Ci aveva provato, infatti, la presidente più americana d’Europa, a proiettarsi dritta verso lo scontro frontale contro Pechino, soprattutto durante il suo incontro di marzo con Joe Biden. Ma i governi europei l’hanno redarguita. Così von der Leyen ha rimpiazzato lo scenario del “decoupling” – il disaccoppiamento da Pechino – con la retorica del “de-risking” (riduzione dei rischi).

Nel frattempo in questi mesi i vari paesi europei si sono mossi in ordine scomposto. La Germania, dopo aver dovuto divorziare dalla Russia, cerca approcci nuovi ma al contempo ha un’economia a previsione negativa e la produzione automobilistica in calo: l’idea dell’indagine di von der Leyen non ha certo entusiasmato, dalle parti di Berlino.

Emmanuel Macron, dopo aver tentato invano il viaggio in coppia con Olaf Scholz, che ha preferito andar da solo, ha tentato pure lui la missione con i suoi di dirigenti d’impresa, e si è appaiato a Ursula von der Leyen.
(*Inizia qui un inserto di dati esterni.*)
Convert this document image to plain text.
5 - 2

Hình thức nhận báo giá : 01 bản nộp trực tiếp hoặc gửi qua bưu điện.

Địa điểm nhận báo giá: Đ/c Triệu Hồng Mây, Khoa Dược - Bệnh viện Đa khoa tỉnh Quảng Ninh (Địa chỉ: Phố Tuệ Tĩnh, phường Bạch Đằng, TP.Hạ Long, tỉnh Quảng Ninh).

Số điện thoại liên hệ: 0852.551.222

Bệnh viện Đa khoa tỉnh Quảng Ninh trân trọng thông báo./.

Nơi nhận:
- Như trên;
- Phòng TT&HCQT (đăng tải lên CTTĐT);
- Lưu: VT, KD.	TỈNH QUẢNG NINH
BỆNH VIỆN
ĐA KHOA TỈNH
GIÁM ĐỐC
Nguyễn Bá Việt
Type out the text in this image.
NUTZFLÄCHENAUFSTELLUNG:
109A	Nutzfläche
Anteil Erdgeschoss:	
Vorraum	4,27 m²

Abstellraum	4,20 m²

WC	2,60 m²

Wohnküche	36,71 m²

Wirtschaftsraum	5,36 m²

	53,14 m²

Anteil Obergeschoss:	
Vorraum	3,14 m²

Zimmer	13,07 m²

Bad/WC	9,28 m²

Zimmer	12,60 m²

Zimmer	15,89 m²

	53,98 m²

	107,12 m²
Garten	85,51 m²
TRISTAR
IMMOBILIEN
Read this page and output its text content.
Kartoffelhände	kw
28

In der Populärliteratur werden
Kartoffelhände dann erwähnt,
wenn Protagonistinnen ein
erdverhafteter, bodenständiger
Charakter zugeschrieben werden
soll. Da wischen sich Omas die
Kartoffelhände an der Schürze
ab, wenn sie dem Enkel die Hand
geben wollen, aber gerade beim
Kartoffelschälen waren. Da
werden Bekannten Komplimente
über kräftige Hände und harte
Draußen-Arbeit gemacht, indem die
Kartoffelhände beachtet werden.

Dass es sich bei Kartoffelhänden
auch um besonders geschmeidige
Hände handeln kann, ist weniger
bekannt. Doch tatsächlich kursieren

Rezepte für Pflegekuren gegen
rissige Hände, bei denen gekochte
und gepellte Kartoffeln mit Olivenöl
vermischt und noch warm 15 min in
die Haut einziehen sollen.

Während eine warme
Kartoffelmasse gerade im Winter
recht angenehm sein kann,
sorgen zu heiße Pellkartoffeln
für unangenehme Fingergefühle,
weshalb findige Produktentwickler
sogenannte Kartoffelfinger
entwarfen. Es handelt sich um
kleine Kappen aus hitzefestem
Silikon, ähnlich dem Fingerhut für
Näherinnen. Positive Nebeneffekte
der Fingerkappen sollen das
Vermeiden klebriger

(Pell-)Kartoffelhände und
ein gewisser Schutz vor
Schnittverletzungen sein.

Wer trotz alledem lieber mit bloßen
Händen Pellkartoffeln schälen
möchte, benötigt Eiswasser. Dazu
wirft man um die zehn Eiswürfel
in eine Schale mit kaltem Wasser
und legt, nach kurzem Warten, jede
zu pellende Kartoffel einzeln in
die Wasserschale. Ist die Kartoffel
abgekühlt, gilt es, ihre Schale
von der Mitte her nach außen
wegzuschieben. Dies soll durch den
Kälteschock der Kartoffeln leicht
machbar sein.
Ne è tornato con un pasticcio diplomatico: sull’aereo di ritorno ha ventilato posizioni terze dell’Ue nello scontro Usa Cina e ne è uscito con le ossa (diplomaticamente) rotte. E l’Italia di Giorgia Meloni? Negozia cooperazione in vista dell’uscita dal memorandum sulla via della seta.

Ora Dombrovskis parla di «strategie di apertura» da mantenere – e pensa soprattutto all’accesso delle nostre imprese al mercato cinese – ma al contempo esprime perplessità e deve bacchettare la Cina per come si è atteggiata sul dossier Ucraina. Stavolta la missione è troppo dura pure per i commissari d’acciaio.